Thursday, 31 July 2014

Happy animals make a better world!

Meat has always been a large part of our national diet; from the Aussie-inspired ‘barbie’ to the traditional Sunday roast, it is often the focal point of a meal. With this in mind, it is important to think where our meat comes from.

It can be beneficial to think about what we are eating in terms of the benefits food can have on our bodies and our minds. The Mini Cooking Club works to promote healthy lifestyles, but also to teach children and vulnerable adults to engage with what they are eating. When it comes to meat consumption, this means thinking about animal welfare.

Animal welfare is defined by the Animal Welfare Committee (FAWC) as the protection of any animal kept by man from unnecessary suffering. They argue that good animal welfare implies both fitness and a sense of well-being and that it should be guided from the following five principals:

  1. Freedom from Hunger and Thirst – by ready access to fresh water and a diet to maintain full health and vigour.
  2. Freedom from Discomfort – by providing an appropriate environment including shelter and a comfortable resting area.
  3. Freedom from Pain, Injury or Disease – by prevention or rapid diagnosis and treatment.
  4. Freedom to Express Normal Behaviour - by providing sufficient space, proper facilities and company of the animal’s own kind.
  5. Freedom from Fear and Distress – by ensuring conditions and treatment which avoid mental suffering.

It is worth noting that these rules are guidelines only, and it is not statutory for farmers in the UK to follow them. They define ‘ideal states rather than standards for acceptable welfare’. And, whilst they do suggest a framework for baseline animal welfare in this country, it could be that these principles are not adhered to - especially with the growth of industrial farming.

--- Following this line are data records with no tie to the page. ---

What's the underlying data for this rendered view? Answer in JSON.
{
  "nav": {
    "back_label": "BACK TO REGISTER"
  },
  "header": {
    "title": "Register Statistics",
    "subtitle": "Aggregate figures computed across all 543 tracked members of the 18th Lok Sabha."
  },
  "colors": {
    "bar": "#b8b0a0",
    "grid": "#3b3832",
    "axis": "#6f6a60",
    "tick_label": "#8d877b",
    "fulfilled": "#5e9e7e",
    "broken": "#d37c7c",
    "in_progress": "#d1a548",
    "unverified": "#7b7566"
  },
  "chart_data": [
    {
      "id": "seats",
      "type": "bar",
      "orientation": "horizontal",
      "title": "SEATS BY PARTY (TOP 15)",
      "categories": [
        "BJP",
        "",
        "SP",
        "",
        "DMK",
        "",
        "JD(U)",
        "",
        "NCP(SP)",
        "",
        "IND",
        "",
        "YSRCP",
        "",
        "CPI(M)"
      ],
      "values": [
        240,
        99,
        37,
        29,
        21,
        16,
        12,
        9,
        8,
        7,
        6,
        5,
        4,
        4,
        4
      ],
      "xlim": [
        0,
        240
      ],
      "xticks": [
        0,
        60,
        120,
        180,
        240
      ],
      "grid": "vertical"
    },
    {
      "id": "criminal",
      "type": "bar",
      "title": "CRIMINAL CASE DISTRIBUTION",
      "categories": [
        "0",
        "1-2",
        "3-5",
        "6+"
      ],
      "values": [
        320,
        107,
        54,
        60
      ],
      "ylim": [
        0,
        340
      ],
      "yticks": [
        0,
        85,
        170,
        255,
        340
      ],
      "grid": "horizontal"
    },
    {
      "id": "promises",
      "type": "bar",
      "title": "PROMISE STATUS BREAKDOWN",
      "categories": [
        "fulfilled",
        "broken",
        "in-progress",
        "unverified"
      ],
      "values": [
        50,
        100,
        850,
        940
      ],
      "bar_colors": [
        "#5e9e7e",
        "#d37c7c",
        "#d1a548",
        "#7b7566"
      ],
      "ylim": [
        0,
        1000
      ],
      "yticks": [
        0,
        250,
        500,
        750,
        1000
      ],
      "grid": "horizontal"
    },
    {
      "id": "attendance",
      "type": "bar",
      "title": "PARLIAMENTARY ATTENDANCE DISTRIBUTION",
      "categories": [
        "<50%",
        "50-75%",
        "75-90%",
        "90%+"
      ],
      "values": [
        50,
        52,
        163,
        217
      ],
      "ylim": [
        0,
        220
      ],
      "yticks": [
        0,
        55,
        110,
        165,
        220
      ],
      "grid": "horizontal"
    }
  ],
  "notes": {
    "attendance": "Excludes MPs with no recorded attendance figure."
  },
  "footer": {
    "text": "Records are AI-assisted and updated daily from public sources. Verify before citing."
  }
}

With the population set to reach over 9 billion by 2050, it is tempting to see large scale, industrial farming as the inevitable - and, indeed, the only option for the future. Industrial or intensive farming of animals is a large-scale operation, and often one where animals are kept indoors, with space being utilised to maximise output and profit. Industrial farming is not yet common in the UK, although some dairy and poultry farmers do already use this method.

Many people argue that industrial farming is a necessity as high standards of animal welfare would put the price of meat up to such an extent that it would become unaffordable for a large proportion of society. However, whilst higher-welfare meat may be expensive, it offers us an alternative to the problematic intensive farming industry. If we look at the evidence, it becomes clear that there is a heavy environmental and social burden associated with intensive farming and low animal welfare.

With the population growing rapidly, we cannot continue to eat meat at its current rate. According to Compassion in World Farming, one third of the world’s cereal crop goes to feeding farm animals. The land used for growing, as well as the crops themselves, could be used for human needs in some of the poorer parts of the world. When eating meat from overseas, it is important to take into account ethical implications such as these.

Farms that have a high level of animal welfare are more environmentally friendly. There is less toxic run off and pollutants added to soil and local water supplies. Polluting local water supplies can have a negative impact on the environment, making rivers and lakes less biologically diverse by affecting animal and plant populations. Heavy runoffs of nutrients from intensive farms can also cause toxic outbreaks in local water sources, such as algae blooms in rivers. These deplete the oxygen supply of the water, and cause environmentally ‘dead zones’.

With all these negative effects, on both environment and health, it may be that intensive farming should receive serious consideration before it is allowed to become standard global practice.